Redução de armaduras
A primeira obra a adotar o concreto de alto desempenho no Paraná foi a do Evolution Towers,
complexo multifuncional de três edifícios - de uso comercial, um hotel e um residencial com lofts -
concluído em 2004, em Curitiba. No empreendimento, que buscava leveza estrutural, vãos livres e o
melhor aproveitamento das áreas úteis, foi empregado concreto de 60 MPa aditivado com
superplastificantes e estabilizantes nas zonas de maior concentração de cargas. Com isso, foi
possível concentrar as cargas em um número menor de pilares e reduzir o aço da estrutura entre 20 e
30%. "Outra conseqüência positiva foi o aumento da área dos pavimentos, da garagem e das áreas
comuns no térreo", explica o coordenador de obras do Grupo Thá, Nilton Antonietto, segundo o qual,
a redução da área da seção dos pilares ficou em torno de 40%.
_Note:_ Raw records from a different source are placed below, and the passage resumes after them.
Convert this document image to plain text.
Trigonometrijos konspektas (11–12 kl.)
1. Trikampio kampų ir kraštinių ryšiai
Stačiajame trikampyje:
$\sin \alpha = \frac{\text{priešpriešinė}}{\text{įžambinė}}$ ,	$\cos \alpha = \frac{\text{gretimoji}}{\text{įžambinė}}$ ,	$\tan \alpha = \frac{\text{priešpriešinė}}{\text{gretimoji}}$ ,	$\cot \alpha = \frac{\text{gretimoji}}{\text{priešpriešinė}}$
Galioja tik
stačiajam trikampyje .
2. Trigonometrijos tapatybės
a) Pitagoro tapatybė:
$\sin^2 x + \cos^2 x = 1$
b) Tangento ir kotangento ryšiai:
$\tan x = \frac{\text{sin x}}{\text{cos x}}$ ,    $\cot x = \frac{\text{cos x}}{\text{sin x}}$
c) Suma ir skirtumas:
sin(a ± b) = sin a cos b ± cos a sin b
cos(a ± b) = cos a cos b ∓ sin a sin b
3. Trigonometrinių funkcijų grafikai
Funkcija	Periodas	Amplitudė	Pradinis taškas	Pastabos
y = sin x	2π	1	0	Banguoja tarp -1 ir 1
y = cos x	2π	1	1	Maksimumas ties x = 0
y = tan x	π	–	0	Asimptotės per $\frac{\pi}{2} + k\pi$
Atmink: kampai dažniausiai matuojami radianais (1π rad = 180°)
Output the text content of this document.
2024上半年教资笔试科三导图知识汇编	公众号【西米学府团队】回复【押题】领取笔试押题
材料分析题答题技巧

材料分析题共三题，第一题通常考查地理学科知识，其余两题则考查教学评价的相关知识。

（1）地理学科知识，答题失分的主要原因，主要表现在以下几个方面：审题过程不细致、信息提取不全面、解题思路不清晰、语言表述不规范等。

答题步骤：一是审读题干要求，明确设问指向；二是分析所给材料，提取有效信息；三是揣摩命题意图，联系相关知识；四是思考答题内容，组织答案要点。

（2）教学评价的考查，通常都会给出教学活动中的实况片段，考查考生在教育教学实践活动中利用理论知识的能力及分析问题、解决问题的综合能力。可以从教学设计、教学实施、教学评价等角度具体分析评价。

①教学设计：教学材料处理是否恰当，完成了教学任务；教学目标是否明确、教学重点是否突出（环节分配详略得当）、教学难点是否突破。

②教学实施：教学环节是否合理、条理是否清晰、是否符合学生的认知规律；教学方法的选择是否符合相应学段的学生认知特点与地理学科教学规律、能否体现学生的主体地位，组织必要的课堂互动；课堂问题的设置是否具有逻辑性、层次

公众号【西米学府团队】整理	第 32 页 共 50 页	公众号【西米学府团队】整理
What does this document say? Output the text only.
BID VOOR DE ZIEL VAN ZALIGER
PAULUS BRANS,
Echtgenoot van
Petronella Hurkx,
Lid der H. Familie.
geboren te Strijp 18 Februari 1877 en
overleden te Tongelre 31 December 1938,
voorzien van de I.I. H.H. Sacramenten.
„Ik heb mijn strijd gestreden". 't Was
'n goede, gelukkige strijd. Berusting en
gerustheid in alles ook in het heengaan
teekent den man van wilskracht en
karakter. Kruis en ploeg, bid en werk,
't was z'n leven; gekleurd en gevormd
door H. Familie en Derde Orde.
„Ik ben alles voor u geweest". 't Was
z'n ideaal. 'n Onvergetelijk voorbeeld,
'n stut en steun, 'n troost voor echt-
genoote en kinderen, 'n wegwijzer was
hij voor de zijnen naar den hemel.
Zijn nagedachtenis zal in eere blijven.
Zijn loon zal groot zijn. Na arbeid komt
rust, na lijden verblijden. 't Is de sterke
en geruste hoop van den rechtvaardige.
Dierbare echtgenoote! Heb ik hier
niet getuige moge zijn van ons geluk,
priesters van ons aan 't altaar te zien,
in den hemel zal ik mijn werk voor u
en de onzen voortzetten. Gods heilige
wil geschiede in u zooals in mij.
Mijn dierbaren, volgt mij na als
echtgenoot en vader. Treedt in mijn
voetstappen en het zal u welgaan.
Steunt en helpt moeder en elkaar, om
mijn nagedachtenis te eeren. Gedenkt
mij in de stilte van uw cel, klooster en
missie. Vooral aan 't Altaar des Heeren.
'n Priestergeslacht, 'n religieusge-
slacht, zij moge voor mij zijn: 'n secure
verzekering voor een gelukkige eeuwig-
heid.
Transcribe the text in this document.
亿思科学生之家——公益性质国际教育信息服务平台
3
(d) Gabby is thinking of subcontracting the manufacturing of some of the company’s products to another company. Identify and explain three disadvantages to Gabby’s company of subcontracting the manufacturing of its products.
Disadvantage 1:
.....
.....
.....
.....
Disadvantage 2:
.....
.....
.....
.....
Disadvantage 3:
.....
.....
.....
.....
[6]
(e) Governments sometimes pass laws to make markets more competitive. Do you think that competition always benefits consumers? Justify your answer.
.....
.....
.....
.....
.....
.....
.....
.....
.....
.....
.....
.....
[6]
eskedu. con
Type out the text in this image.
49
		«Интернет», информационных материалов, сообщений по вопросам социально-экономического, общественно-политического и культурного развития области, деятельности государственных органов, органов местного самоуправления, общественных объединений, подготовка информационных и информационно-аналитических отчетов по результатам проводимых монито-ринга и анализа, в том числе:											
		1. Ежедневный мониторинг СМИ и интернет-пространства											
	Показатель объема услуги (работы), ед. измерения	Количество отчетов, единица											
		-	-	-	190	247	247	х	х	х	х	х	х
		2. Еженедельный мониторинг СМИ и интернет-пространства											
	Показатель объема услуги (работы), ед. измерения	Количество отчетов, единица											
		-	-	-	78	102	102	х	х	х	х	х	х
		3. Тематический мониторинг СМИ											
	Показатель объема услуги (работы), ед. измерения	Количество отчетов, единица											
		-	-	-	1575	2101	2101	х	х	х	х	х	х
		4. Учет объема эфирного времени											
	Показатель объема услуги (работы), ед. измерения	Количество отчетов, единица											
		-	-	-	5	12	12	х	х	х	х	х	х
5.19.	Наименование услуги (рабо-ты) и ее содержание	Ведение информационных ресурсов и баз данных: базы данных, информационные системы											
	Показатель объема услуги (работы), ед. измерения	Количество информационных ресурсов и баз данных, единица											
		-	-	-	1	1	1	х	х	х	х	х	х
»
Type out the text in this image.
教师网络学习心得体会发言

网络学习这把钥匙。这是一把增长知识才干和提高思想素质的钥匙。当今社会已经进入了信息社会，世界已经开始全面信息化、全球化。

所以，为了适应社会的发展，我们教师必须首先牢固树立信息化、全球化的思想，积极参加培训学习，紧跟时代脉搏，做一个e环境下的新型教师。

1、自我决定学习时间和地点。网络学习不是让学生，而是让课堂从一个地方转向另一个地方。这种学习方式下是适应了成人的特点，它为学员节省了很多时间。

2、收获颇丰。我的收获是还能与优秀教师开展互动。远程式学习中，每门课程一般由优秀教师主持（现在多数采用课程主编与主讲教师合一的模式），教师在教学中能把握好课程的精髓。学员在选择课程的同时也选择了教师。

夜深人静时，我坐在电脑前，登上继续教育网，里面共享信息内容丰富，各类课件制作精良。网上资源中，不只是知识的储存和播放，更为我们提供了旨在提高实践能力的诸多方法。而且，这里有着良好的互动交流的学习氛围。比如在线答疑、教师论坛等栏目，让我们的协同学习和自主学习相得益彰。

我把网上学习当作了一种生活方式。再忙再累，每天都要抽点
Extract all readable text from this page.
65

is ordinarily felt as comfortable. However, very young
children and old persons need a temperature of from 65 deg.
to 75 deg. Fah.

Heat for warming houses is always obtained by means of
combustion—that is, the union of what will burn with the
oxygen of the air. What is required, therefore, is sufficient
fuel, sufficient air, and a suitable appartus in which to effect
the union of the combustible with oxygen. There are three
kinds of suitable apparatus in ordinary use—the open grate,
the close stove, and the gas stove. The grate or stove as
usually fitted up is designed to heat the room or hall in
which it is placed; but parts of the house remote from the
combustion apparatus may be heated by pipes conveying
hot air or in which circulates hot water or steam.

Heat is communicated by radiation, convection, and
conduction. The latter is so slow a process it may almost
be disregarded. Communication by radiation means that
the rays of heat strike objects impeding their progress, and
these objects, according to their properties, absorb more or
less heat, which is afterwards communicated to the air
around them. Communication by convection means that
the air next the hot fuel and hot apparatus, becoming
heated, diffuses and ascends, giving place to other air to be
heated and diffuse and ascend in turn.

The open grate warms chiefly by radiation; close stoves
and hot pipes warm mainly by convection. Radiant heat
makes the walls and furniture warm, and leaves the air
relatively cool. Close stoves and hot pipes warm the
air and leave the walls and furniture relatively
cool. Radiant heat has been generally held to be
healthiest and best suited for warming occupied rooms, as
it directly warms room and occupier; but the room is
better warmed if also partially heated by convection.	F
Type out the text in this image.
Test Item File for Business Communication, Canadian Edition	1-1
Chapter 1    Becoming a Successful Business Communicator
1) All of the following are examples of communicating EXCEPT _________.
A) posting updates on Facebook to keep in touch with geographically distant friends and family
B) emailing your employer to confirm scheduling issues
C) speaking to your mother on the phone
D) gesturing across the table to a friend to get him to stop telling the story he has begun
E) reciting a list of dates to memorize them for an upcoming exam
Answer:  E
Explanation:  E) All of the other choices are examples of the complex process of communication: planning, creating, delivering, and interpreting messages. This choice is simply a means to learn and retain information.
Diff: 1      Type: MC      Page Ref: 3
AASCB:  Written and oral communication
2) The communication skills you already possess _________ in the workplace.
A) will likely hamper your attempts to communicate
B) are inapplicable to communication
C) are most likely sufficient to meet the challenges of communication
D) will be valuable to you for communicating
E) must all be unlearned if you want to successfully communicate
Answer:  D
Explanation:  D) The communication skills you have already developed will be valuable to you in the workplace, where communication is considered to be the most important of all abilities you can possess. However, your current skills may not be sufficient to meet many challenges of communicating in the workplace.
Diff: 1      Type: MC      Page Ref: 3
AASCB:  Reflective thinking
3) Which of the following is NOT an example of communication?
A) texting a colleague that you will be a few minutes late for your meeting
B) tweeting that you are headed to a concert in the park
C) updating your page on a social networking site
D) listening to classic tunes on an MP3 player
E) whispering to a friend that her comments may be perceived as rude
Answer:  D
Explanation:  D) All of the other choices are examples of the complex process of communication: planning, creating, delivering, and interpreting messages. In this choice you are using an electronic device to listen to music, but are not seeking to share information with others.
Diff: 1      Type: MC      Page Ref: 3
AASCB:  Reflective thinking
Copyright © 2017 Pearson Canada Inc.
Arquitetura: Baggio Pereira Schiavon e Alfred Willer
Construção: Grupo Thá
Projeto estrutural: Tesc Consultoria e Projetos Estruturais
Concreto: Concrebras
Cimento: Itambé
O recorde brasileiro de resistência de concreto foi obtido em cinco pilares do edifício comercial e-
Tower, erguido em São Paulo pela Tecnum. Na obra de 42 pavimentos, utilizou-se concreto colorido
com resistência média à compressão de 125 MPa em quatro subsolos e nos três pavimentos
inferiores.
Uma das conseqüências da escolha foi a redução da seção dos pilares do subsolo, o que
proporcionou ganho de 16 vagas. Além disso, com as peças estruturais de menor dimensão, reduziu-
se 52% do volume de concreto empregado nos pilares. As informações são dos engenheiros Carina
Hartmann e Paulo Helene, este último presidente do Ibracon (Instituto Brasileiro do Concreto) e
responsável pelo estudo do traço do concreto dessa obra. Ao todo, foram consumidos 17.732 m³ de
concreto, sendo 126 m³ de alto desempenho.